Hava durumunu kontrol edemeyebiliriz, ama kesinlikle değiştirebiliriz. Bulut tohumlama, böyle bir hava değişikliği türüdür. Hava durumunu değiştirmek için kuru buz (katı CO2), gümüş iyodür (AgI) ve sodyum klorür (NaCl) gibi kimyasalların bulutlara girmesi olarak tanımlanmaktadır. Weather Change Association’a göre yağışları özellikle kışın, kar yağışını artırmak için en az sekiz ABD eyaletinde bulut tohumlama uygulanmaktadır. Bulut tohumlama, kuraklık ve kar fırtınalarının neden olduğu su kıtlığıyla başa çıkmak için popüler bir araçtır. Bununla birlikte, etkinliği ve etiği ile ilgili konular ateşli tartışmaların konusu olmaya devam etmektedir.
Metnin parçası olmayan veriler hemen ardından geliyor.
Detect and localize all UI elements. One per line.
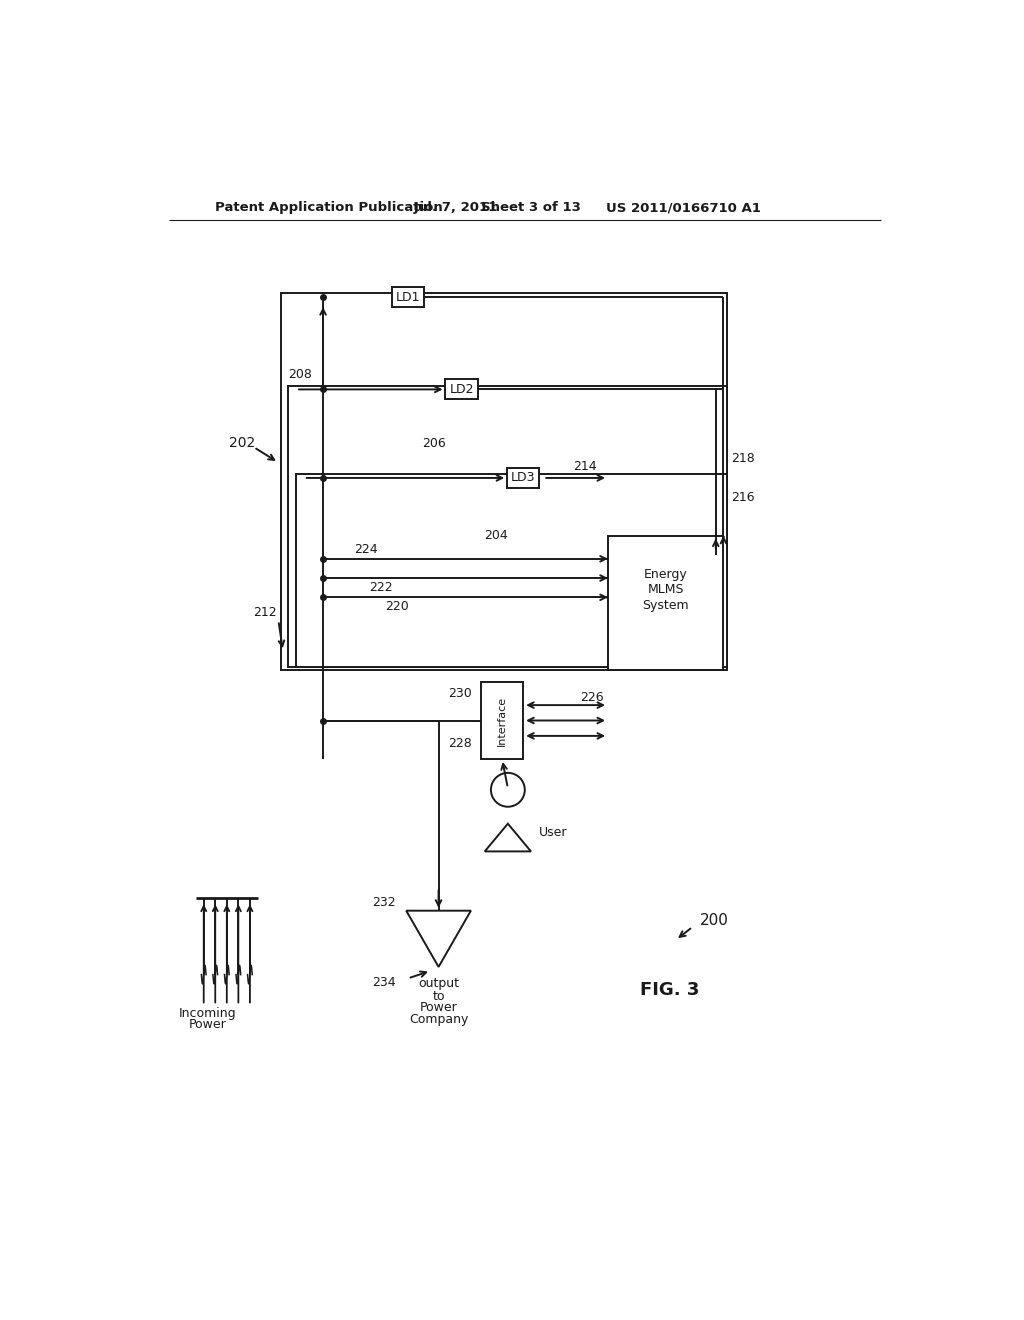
Text: Company: Company <box>409 1012 468 1026</box>
Bar <box>608 536 724 671</box>
Text: MLMS: MLMS <box>647 583 684 597</box>
Text: System: System <box>642 598 689 611</box>
Text: LD1: LD1 <box>395 290 420 304</box>
Text: output: output <box>418 977 459 990</box>
Bar <box>481 682 523 759</box>
Text: LD2: LD2 <box>450 383 474 396</box>
Text: Interface: Interface <box>497 696 507 746</box>
Text: 226: 226 <box>581 690 604 704</box>
Bar <box>289 385 727 667</box>
Text: Patent Application Publication: Patent Application Publication <box>215 201 443 214</box>
Text: Power: Power <box>420 1001 458 1014</box>
Text: 224: 224 <box>354 543 378 556</box>
Bar <box>445 379 478 400</box>
Text: 200: 200 <box>700 913 729 928</box>
Text: Jul. 7, 2011: Jul. 7, 2011 <box>414 201 498 214</box>
Text: 220: 220 <box>385 601 409 612</box>
Text: LD3: LD3 <box>511 471 536 484</box>
Text: Power: Power <box>188 1018 226 1031</box>
Text: 204: 204 <box>484 529 508 543</box>
Text: 208: 208 <box>288 367 311 380</box>
Bar <box>281 293 727 671</box>
Text: User: User <box>539 825 567 838</box>
Text: 222: 222 <box>370 581 393 594</box>
Text: US 2011/0166710 A1: US 2011/0166710 A1 <box>606 201 761 214</box>
Text: FIG. 3: FIG. 3 <box>640 981 699 999</box>
Text: 234: 234 <box>373 975 396 989</box>
Bar <box>391 286 424 308</box>
Text: 212: 212 <box>253 606 276 619</box>
Text: 218: 218 <box>731 453 755 465</box>
Text: 216: 216 <box>731 491 755 504</box>
Text: to: to <box>432 990 444 1003</box>
Text: 214: 214 <box>572 459 596 473</box>
Text: 206: 206 <box>423 437 446 450</box>
Bar <box>507 469 540 488</box>
Text: 230: 230 <box>447 686 472 700</box>
Text: 232: 232 <box>373 896 396 909</box>
Bar <box>296 474 727 667</box>
Text: 202: 202 <box>229 437 255 450</box>
Text: 228: 228 <box>447 737 472 750</box>
Text: Energy: Energy <box>644 568 687 581</box>
Text: Incoming: Incoming <box>179 1007 237 1019</box>
Text: Sheet 3 of 13: Sheet 3 of 13 <box>481 201 581 214</box>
Bulut Tohumlamanın Tarihçesi

Bulut tohumlama kulağa son teknoloji gibi gelse de, bu yeni bir kavram değildir. 1940’larda, uçaklardaki buzlanmayı azaltmanın yollarını araştıran General Electric (GE) bilim adamları Vincent Schaefer ve Irving Langmuir tarafından icat edilmiştir. Bilim adamları, bu damlacıkların uçağa yapışmadan önce buz kristallerine dönüşmesi durumunda kanatlardaki buzlanma tehdidinin azaltılabileceğini tahmin etmişlerdir.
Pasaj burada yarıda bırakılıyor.